Password Field

Hello,

I have downloaded and tested your module, this is in-fact a great module which can be used for these purposes as well, which I feel you may add to your description.

This module is highly useful when I want to provide security to my node content, ex- If I have a content type for videos and I would like the contents to be viewed only by the authorized users, this module is really handy there. It provides the flexibility for the content driven websites to allow there users to create secure content.

however in order to password protect the node page, we may need few more lines of code.

--

From my experience, I have reviewed the code structure as well and feel that the module has adhere all the coding structure and is upto the mark. I have n't found any unnecessary code in this module.

Suggestion :- But personal
--------------------------

I would rather love to name the label as : Encrypted password, just as I was a bit confused is the Password option coming here is for this module or not.

Add two lines of comment above the "PASSWORD_FIELD_SALT" definition, as most beginners gets confused weather it would be ideal to change it or not, however you have mentioned every thing nicely in your project description.

I would suggest /*This is SALT which will be used while encrypting/decrypting the password, it is strongly recommended to change the value of this constant. NOTE that you must do this BEFORE you create any instances of password fields though, as the module will no longer be able to decrypt previously stored data.*/

I hope others will also do a code review and provide suggestions.

Thanks ! Very nice module !

Hello,

Great module you have. I have downloaded, installed and tested with some data and it's works well.
Your code is clean and understandable.

I agree with the comment from dharam1987, your project could call something like encripted field because it's good to save any field in a encrypted form.

I still have one sugestion for future implementation:

• What do you think about use de one field as a key to encrypt all content of the node? It could be very usefull to apply to secret information.

Hello

I have downloaded, installed and tested and it's works well.

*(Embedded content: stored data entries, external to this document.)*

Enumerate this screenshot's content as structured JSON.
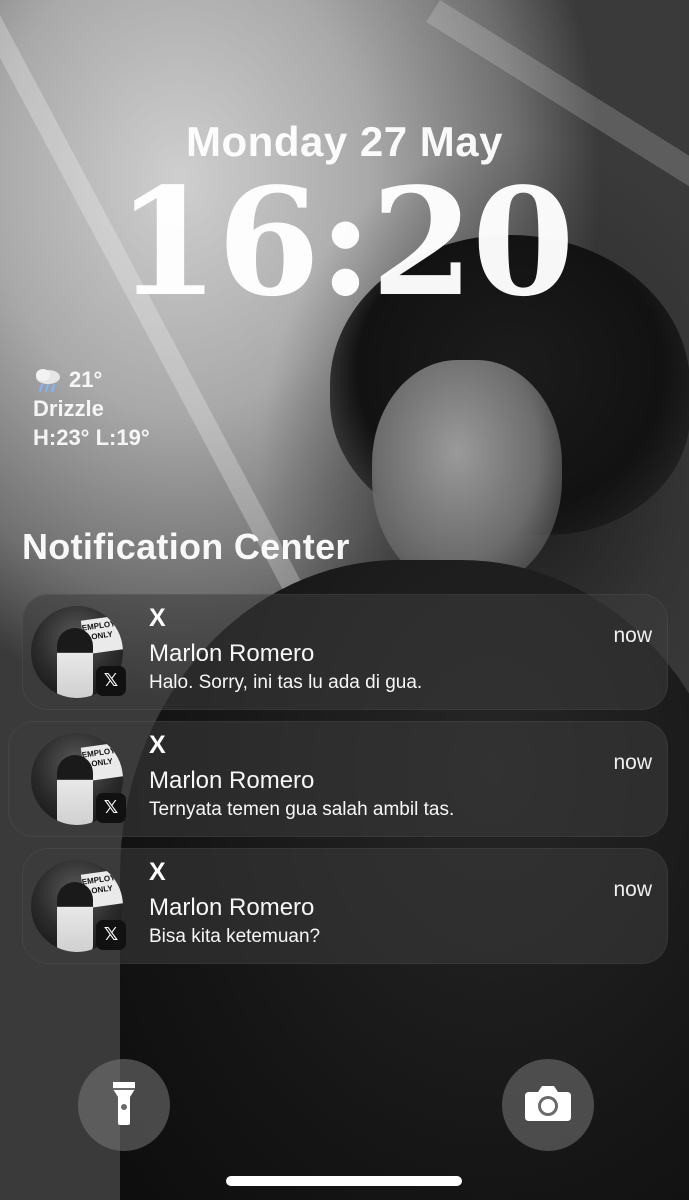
{
  "lockscreen": {
    "date": "Monday 27 May",
    "time": "16:20"
  },
  "weather": {
    "icon": "rain-cloud-icon",
    "temperature": "21°",
    "condition": "Drizzle",
    "high_low": "H:23° L:19°"
  },
  "notification_center": {
    "title": "Notification Center",
    "notifications": [
      {
        "app": "X",
        "sender": "Marlon Romero",
        "message": "Halo. Sorry, ini tas lu ada di gua.",
        "time": "now"
      },
      {
        "app": "X",
        "sender": "Marlon Romero",
        "message": "Ternyata temen gua salah ambil tas.",
        "time": "now"
      },
      {
        "app": "X",
        "sender": "Marlon Romero",
        "message": "Bisa kita ketemuan?",
        "time": "now"
      }
    ],
    "avatar_sign_text": "EMPLOYEES ONLY",
    "app_badge_glyph": "𝕏"
  },
  "quick_actions": {
    "left": "flashlight-icon",
    "right": "camera-icon"
  }
}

I create a field (field_password) on Article type, creating a node and via hook_node_view (following module documentation ) testing if the password value is back and it does

I agree too the recomendation about give more information about PASSWORD_FIELD_SALT

Also recommend create password_field.admin.inc and a form where priveleged users could set PASSWORD_FIELD_SALT value, for example at admin/config/development/password_field

Anyway great work!!!!

Thank you for your reviews jrsinclair! When finishing your review comment also set the issue status either to "needs work" (you found some problems with the project) or "reviewed & tested by the community" (you found no flaws).

manual review:

1. why do you need the constant PASSWORD_FIELD_SALT? You should use drupal_get_hash_salt() or drupal_get_private_key() instead, which is not publicly available.
2. _password_field_encrypt(): hard coding to nodes? This field could be used on any entity type, so it would break there. And this look quite hacky - I'm not sure you should be doing this in a validation function. Is there no better way to retrieve the old field value?

So I think the first point is a security blocker, otherwise this looks nearly RTBC to me. Removing review bonus tag, you can add it again if you have done another 3 reviews of other projects.

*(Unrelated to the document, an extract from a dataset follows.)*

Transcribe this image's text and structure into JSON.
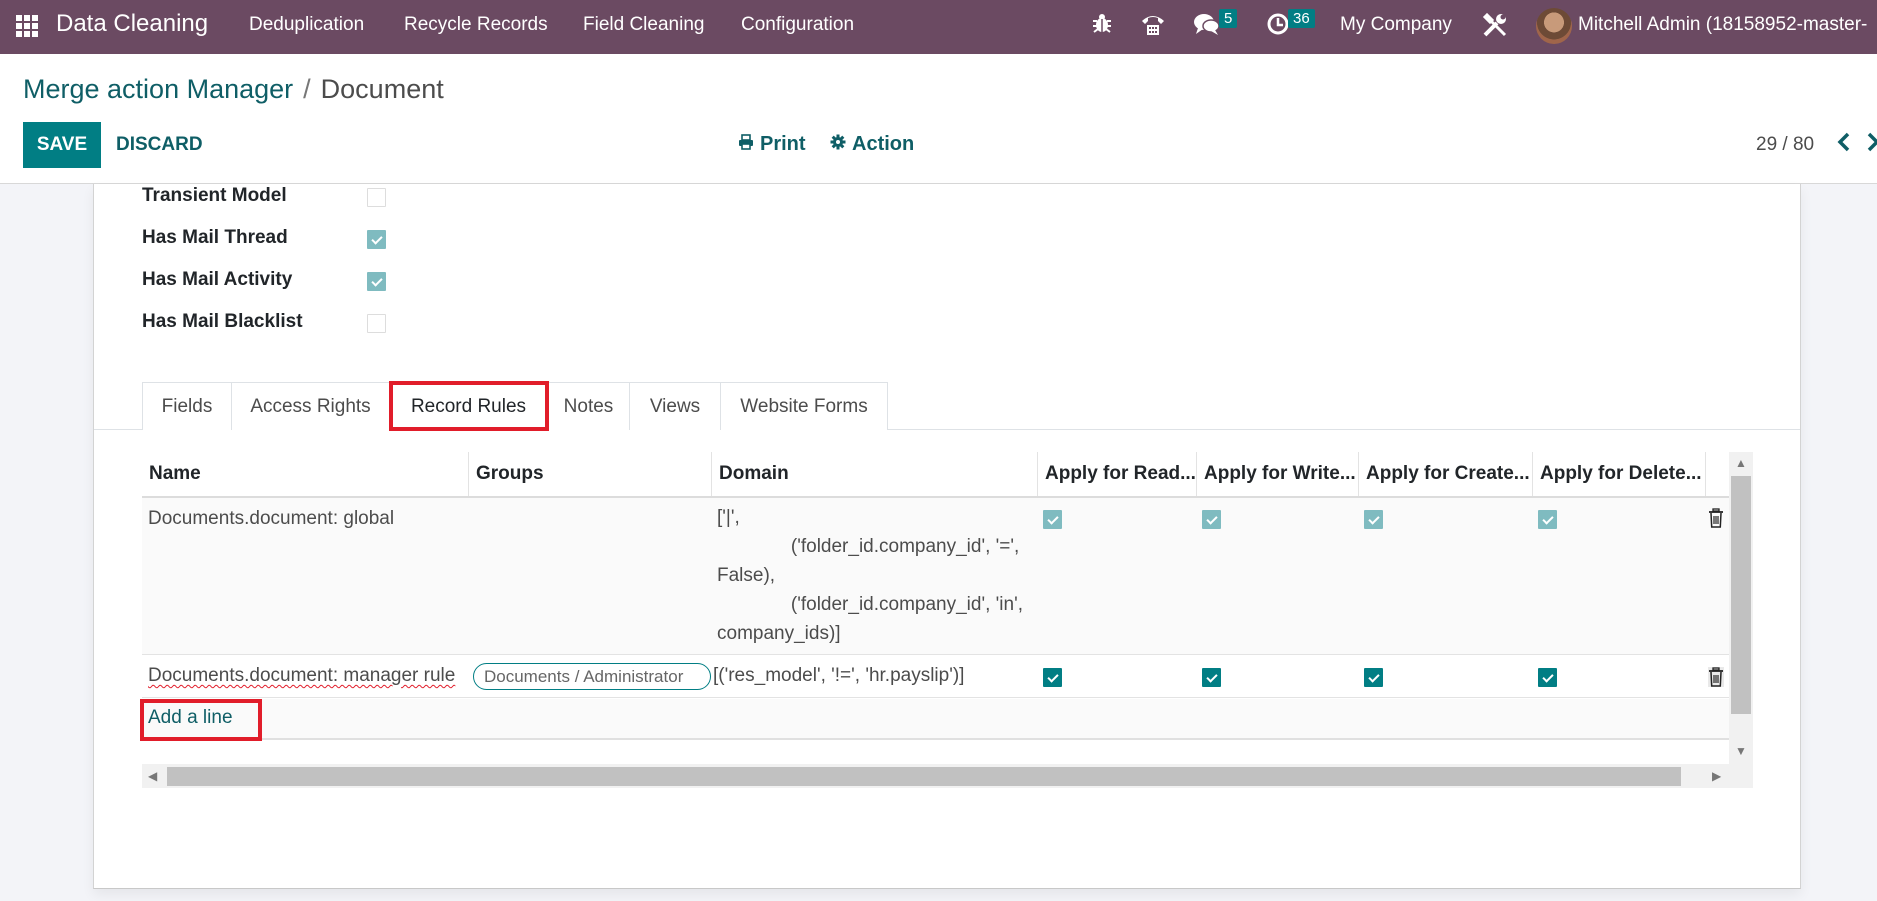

Please add all your reviews to the issue summary and be proud of the community service your are doing here. It is much appreciated :-)

manual review:

1. "$fld_instnc": do not shorten variable names, as this is harder to read than a slightly longer name.
2. "compact('field_name', 'langcode', 'delta', 'entity_type')": compact()? Really? Why not just "array($field_name, $langcode, $delta, $entity_type)" which is even shorter?

Anyway, just minor stuff, RTBC now. Removing review bonus tag, you can add it again if you have done another 3 reviews of other projects.

Adding review links

Hello,

Great work on the module. It is very useful for my current projects.
It works really well and the code is nice and clean.

Adding additional review links.

no objections in more than a week, so ...

Thanks for your contribution, jrsinclair!

I updated your account to let you promote this to a full project and also create new projects as either a sandbox or a "full" project.

Here are some recommended readings to help with excellent maintainership:

• Dries' post on Responsible maintainers
• Best practices for creating and maintaining projects
• Maintaining a drupal.org project with Git
• Commit messages - providing history and credit
• Release naming conventions.
• Helping maintainers in the issue queues

You can find lots more contributors chatting on IRC in #drupal-contribute. So, come hang out and get involved!

Thanks, also, for your patience with the review process. Anyone is welcome to participate in the review process. Please consider reviewing other projects that are pending review. I encourage you to learn more about that process and join the group of reviewers.

Thanks to the dedicated reviewer(s) as well.